When the Orioles drafted Brandon Snyder in the first round of the 2005 draft, they knew the risk they were taking. They had just missed out on getting Jay Bruce, so they decided to take Snyder, a high school catcher.

High school players always come with a great level of risk. Billy Beane is a perfect example of a player that never panned out in the majors. Now, it seems that Brandon Snyder has fallen in with Billy Rowell as a first-round bust for the Orioles.

Snyder's career as a catcher began horribly, but when shoulder injuries moved him to first base, he blossomed into a promising young hitter. With a solid combination of power and average, Snyder tore up the low minors. It was only after being promoted to Triple-A Norfolk that Snyder began to struggle.

Snyder had very little power and began to lose playing time as other first basemen flew past him to the majors.

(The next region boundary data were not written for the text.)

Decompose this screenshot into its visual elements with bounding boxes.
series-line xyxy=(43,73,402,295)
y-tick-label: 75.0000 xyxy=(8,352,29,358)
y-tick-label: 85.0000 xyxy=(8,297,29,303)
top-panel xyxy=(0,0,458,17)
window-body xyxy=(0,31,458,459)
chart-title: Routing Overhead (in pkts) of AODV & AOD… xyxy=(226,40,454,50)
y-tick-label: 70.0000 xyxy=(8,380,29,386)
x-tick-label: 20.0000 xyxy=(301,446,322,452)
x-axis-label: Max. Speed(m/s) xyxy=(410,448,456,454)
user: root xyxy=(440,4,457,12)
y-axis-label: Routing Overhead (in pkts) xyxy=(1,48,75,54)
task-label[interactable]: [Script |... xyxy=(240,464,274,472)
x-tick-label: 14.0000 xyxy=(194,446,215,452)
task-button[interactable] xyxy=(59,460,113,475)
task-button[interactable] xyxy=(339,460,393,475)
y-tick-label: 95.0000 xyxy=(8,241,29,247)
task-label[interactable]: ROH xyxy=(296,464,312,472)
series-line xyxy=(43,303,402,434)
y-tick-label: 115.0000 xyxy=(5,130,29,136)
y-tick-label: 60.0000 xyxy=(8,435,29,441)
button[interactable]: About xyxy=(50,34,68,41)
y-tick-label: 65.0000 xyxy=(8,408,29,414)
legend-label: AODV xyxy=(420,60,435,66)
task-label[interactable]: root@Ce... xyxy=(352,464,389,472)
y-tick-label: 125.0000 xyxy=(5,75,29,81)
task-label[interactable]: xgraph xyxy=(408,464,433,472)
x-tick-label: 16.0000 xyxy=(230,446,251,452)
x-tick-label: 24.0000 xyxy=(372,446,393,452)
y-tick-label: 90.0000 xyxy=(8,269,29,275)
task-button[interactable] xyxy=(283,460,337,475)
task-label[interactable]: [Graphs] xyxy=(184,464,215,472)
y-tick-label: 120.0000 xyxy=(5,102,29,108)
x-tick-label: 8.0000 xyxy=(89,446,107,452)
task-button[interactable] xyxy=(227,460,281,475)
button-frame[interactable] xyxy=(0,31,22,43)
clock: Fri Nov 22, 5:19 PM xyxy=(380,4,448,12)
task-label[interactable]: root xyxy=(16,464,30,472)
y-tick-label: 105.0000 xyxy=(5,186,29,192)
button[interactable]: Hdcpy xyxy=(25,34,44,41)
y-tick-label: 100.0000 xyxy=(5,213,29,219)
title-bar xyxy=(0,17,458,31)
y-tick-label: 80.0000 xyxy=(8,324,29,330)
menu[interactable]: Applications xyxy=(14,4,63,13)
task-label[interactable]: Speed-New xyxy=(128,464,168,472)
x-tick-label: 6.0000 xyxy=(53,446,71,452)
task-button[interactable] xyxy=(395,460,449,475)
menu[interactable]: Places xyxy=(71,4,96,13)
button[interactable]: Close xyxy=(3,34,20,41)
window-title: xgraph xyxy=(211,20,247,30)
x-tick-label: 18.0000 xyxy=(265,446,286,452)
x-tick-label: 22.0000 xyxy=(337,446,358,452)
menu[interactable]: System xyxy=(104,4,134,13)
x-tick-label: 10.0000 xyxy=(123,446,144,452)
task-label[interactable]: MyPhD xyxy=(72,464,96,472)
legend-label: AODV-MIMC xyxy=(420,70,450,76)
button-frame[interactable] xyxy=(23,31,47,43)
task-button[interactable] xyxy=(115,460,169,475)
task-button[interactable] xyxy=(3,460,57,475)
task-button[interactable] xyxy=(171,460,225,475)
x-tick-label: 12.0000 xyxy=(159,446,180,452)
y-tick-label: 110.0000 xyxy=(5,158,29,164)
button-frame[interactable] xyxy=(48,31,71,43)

Michael Aubrey, Rhyne Hughes and others were playing their way into opportunities in the majors and Snyder was struggling.

Now, the Orioles have Chris Davis (who is the same age as Snyder) at first and Mark Reynolds is right behind him. With Jai Miller coming onto the 40-man roster, someone had to go and the logical pick was Snyder. He has not shown signs of becoming a good enough hitter to play consistently in the majors and has too many players ahead of him on the depth chart.

The good news is that the Orioles were at least able to get some cash in return for Snyder, instead of losing him for free on waivers.